@reaatech/media-pipeline-mcp-doc-extraction
Status: Pre-1.0 — APIs may change in minor versions. Pin to a specific version in production.
Document extraction operations — OCR, table extraction, structured field extraction, and content summarization — via provider delegation to vision-capable LLMs with automatic fallback chains.
Installation
npm install @reaatech/media-pipeline-mcp-doc-extraction
# or
pnpm add @reaatech/media-pipeline-mcp-doc-extractionFeature Overview
- OCR (Optical Character Recognition) — extract text from document images and PDFs in plain text, markdown, or structured JSON formats
- Table extraction — extract tables from documents as markdown tables or structured JSON with headers and rows
- Field extraction — schema-driven extraction of typed fields (string, number, date, boolean, array) from documents
- Content summarization — summarize document content in multiple lengths (short, medium, long) and styles (bullet-points, paragraph, executive)

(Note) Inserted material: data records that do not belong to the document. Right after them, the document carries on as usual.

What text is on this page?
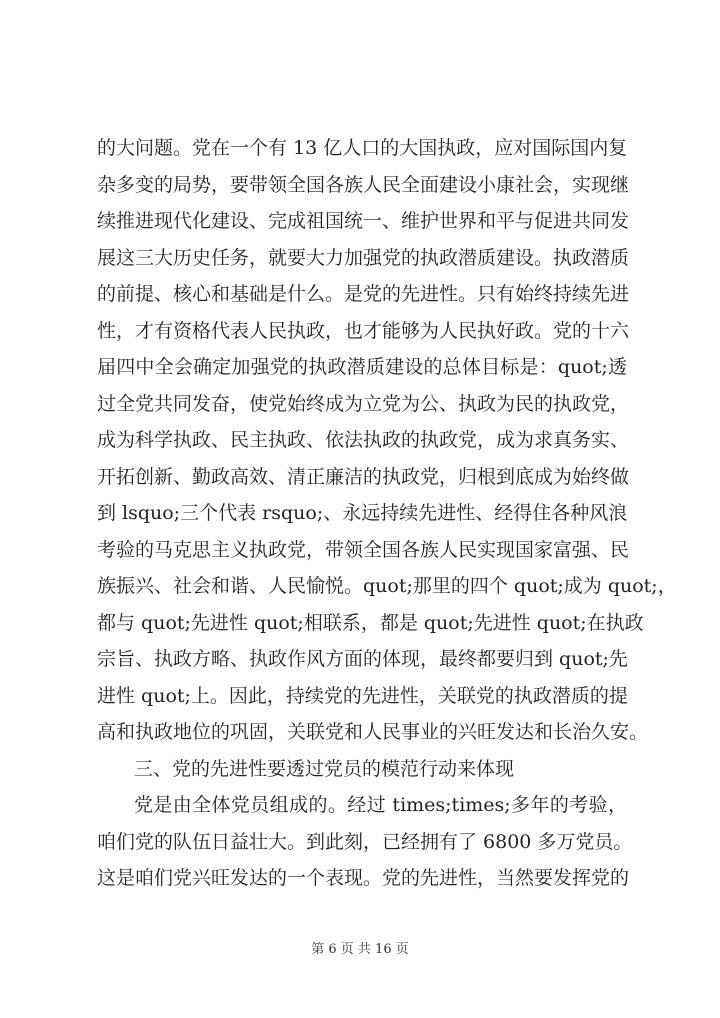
的大问题。党在一个有 13 亿人口的大国执政，应对国际国内复
杂多变的局势，要带领全国各族人民全面建设小康社会，实现继
续推进现代化建设、完成祖国统一、维护世界和平与促进共同发
展这三大历史任务，就要大力加强党的执政潜质建设。执政潜质
的前提、核心和基础是什么。是党的先进性。只有始终持续先进
性，才有资格代表人民执政，也才能够为人民执好政。党的十六
届四中全会确定加强党的执政潜质建设的总体目标是：quot;透
过全党共同发奋，使党始终成为立党为公、执政为民的执政党，
成为科学执政、民主执政、依法执政的执政党，成为求真务实、
开拓创新、勤政高效、清正廉洁的执政党，归根到底成为始终做
到 lsquo;三个代表 rsquo;、永远持续先进性、经得住各种风浪
考验的马克思主义执政党，带领全国各族人民实现国家富强、民
族振兴、社会和谐、人民愉悦。quot;那里的四个 quot;成为 quot;，
都与 quot;先进性 quot;相联系，都是 quot;先进性 quot;在执政
宗旨、执政方略、执政作风方面的体现，最终都要归到 quot;先
进性 quot;上。因此，持续党的先进性，关联党的执政潜质的提
高和执政地位的巩固，关联党和人民事业的兴旺发达和长治久安。
三、党的先进性要透过党员的模范行动来体现
党是由全体党员组成的。经过 times;times;多年的考验，
咱们党的队伍日益壮大。到此刻，已经拥有了 6800 多万党员。
这是咱们党兴旺发达的一个表现。党的先进性，当然要发挥党的
第 6 页 共 16 页
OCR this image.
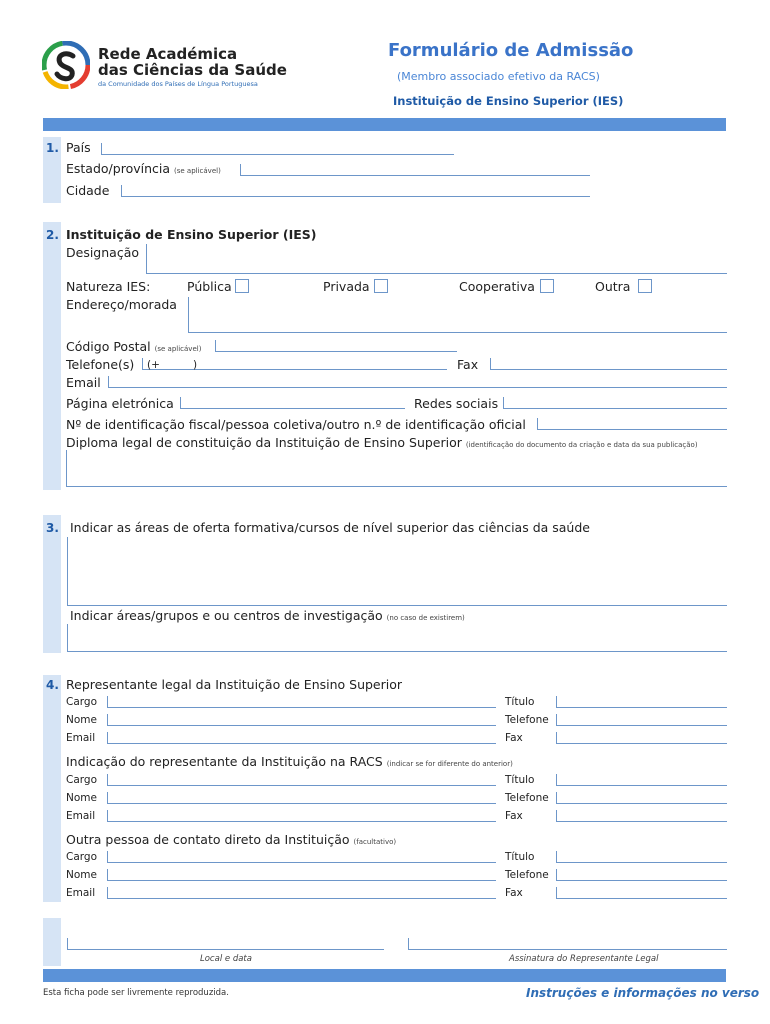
Rede Académica
das Ciências da Saúde
da Comunidade dos Países de Língua Portuguesa
Formulário de Admissão
(Membro associado efetivo da RACS)
Instituição de Ensino Superior (IES)
1. País
Estado/província (se aplicável)
Cidade
2. Instituição de Ensino Superior (IES)
Designação
Natureza IES:	Pública	Privada	Cooperativa	Outra
Endereço/morada
Código Postal (se aplicável)
Telefone(s) (+	)	Fax
Email
Página eletrónica	Redes sociais
Nº de identificação fiscal/pessoa coletiva/outro n.º de identificação oficial
Diploma legal de constituição da Instituição de Ensino Superior (identificação do documento da criação e data da sua publicação)
3. Indicar as áreas de oferta formativa/cursos de nível superior das ciências da saúde
Indicar áreas/grupos e ou centros de investigação (no caso de existirem)
4. Representante legal da Instituição de Ensino Superior
Cargo	Título
Nome	Telefone
Email	Fax
Indicação do representante da Instituição na RACS (indicar se for diferente do anterior)
Cargo	Título
Nome	Telefone
Email	Fax
Outra pessoa de contato direto da Instituição (facultativo)
Cargo	Título
Nome	Telefone
Email	Fax
Local e data	Assinatura do Representante Legal
Esta ficha pode ser livremente reproduzida.	Instruções e informações no verso
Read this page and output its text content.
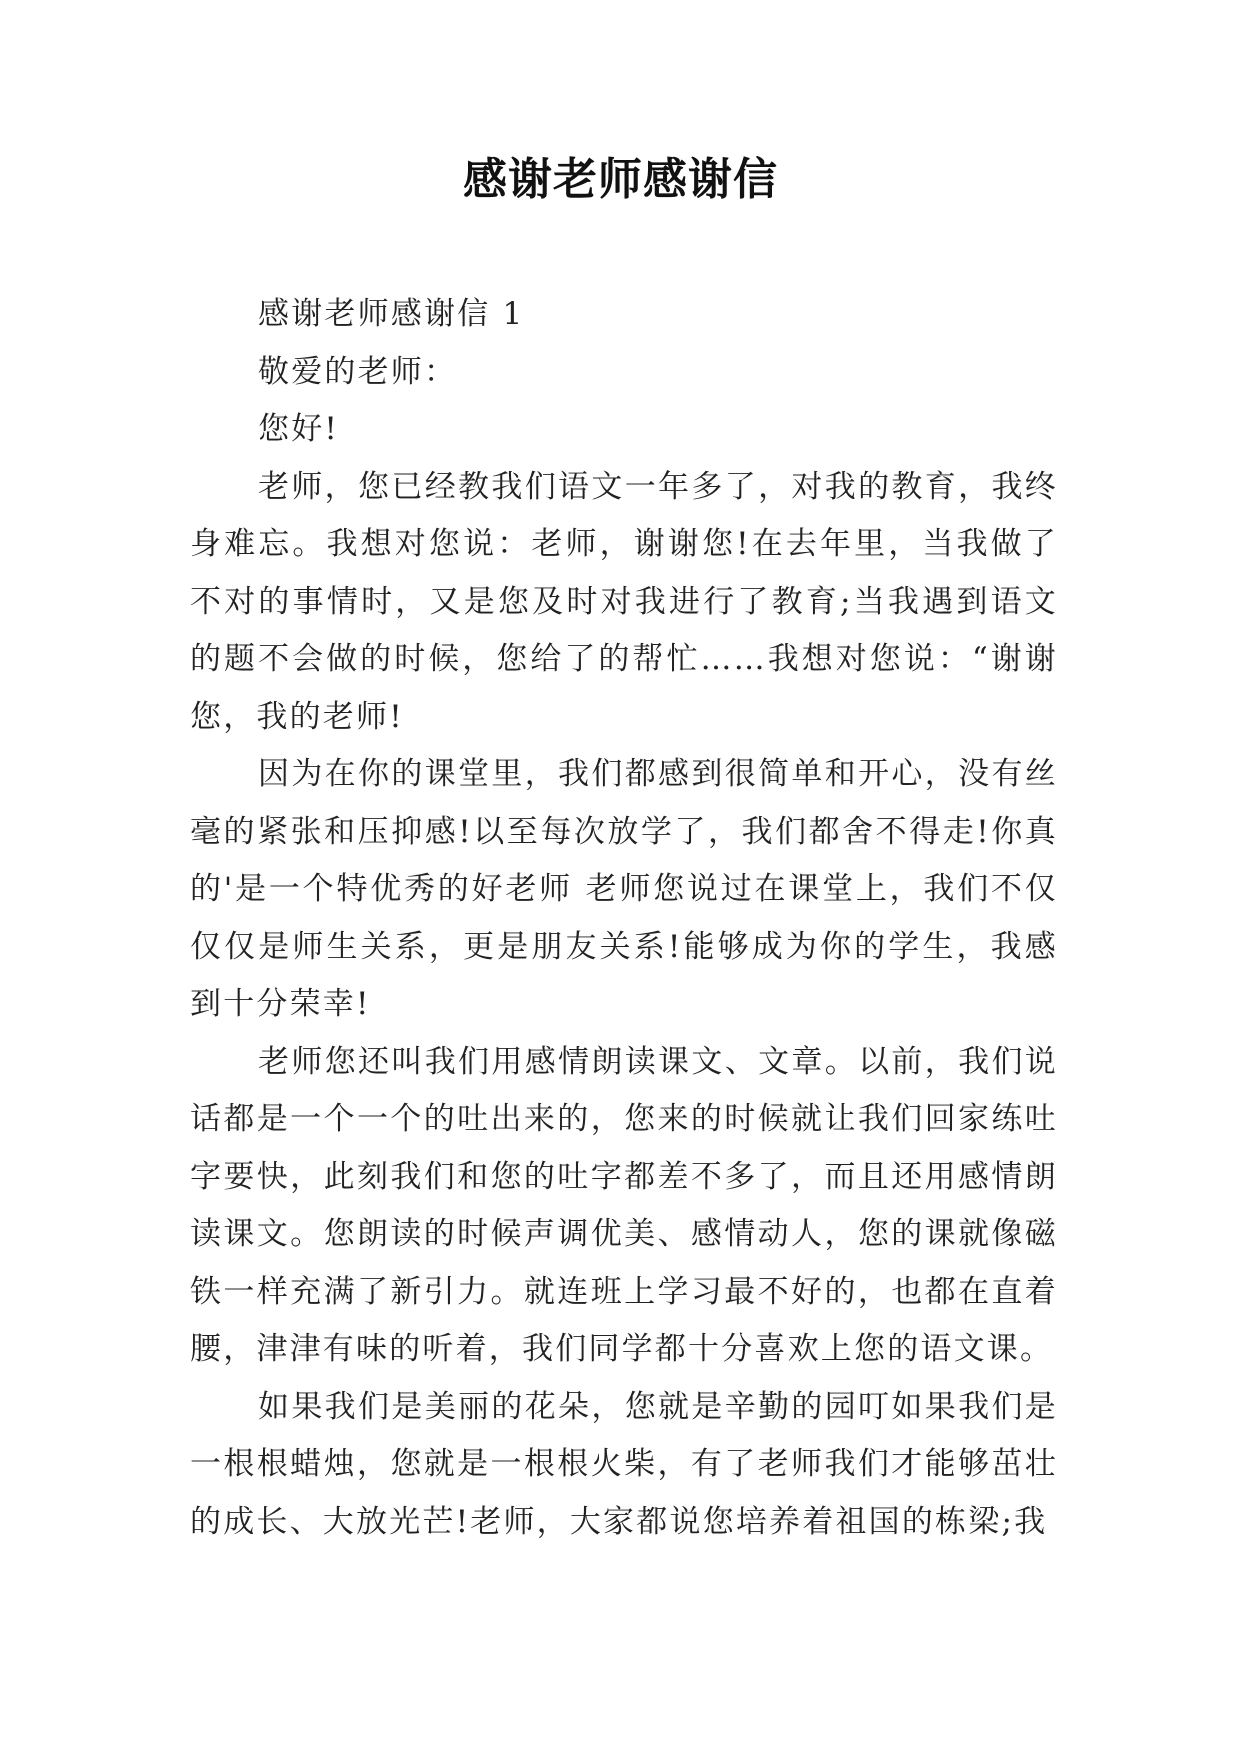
感谢老师感谢信

感谢老师感谢信 1

敬爱的老师：

您好!

老师，您已经教我们语文一年多了，对我的教育，我终身难忘。我想对您说：老师，谢谢您!在去年里，当我做了不对的事情时，又是您及时对我进行了教育;当我遇到语文的题不会做的时候，您给了的帮忙……我想对您说：“谢谢您，我的老师!

因为在你的课堂里，我们都感到很简单和开心，没有丝毫的紧张和压抑感!以至每次放学了，我们都舍不得走!你真的'是一个特优秀的好老师 老师您说过在课堂上，我们不仅仅仅是师生关系，更是朋友关系!能够成为你的学生，我感到十分荣幸!

老师您还叫我们用感情朗读课文、文章。以前，我们说话都是一个一个的吐出来的，您来的时候就让我们回家练吐字要快，此刻我们和您的吐字都差不多了，而且还用感情朗读课文。您朗读的时候声调优美、感情动人，您的课就像磁铁一样充满了新引力。就连班上学习最不好的，也都在直着腰，津津有味的听着，我们同学都十分喜欢上您的语文课。

如果我们是美丽的花朵，您就是辛勤的园叮如果我们是一根根蜡烛，您就是一根根火柴，有了老师我们才能够茁壮的成长、大放光芒!老师，大家都说您培养着祖国的栋梁;我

- Multi-provider routing — operation-based lookup with preferred provider selection
- Automatic fallback — falls back to
image.describecapable providers when document-specific providers are unavailable (Google → Anthropic → OpenAI vision) - Provider-agnostic — works with Anthropic, Google Document AI, OpenAI, and any conformant provider
Quick Start
import { createDocumentExtractionOperations } from "@reaatech/media-pipeline-mcp-doc-extraction";
import { GoogleProvider } from "@reaatech/media-pipeline-mcp-google";
import { AnthropicProvider } from "@reaatech/media-pipeline-mcp-anthropic";
const ops = createDocumentExtractionOperations(artifactRegistry, storage);
// Register providers
ops.registerProvider("google", new GoogleProvider({
projectId: "my-gcp-project",
documentAiProcessorId: "processor-id",
}));
ops.registerProvider("anthropic", new AnthropicProvider({
apiKey: process.env.ANTHROPIC_API_KEY!,
}));
// Extract text from a document image
const text = await ops.ocr({
artifactId: "scan-123",
format: "markdown",
language: "en",
});
// Extract tables from a scanned report
const tables = await ops.extractTables({
artifactId: "report-456",
outputFormat: "json",
});
// Extract typed fields using a schema
const fields = await ops.extractFields({
artifactId: "invoice-789",
fields: [
{ name: "invoice_number", type: "string", description: "The invoice number" },
{ name: "invoice_date", type: "date", description: "The invoice date" },
{ name: "total", type: "number", description: "The total amount" },
{ name: "is_paid", type: "boolean", description: "Whether the invoice is paid" },
{ name: "line_items", type: "array", description: "Line items" },
],
});
// Summarize a long document
const summary = await ops.summarize({
artifactId: "article-101",
length: "medium",
style: "executive",
});API Reference
createDocumentExtractionOperations(artifactRegistry, storage)
Factory function that creates a DocumentExtractionOperations instance.
function createDocumentExtractionOperations(
artifactRegistry: ArtifactRegistry,
storage: ArtifactStore,
): DocumentExtractionOperations;DocumentExtractionOperations
Main class providing all document extraction and summarization capabilities. Operations delegate to registered providers based on operation type with automatic fallback chains.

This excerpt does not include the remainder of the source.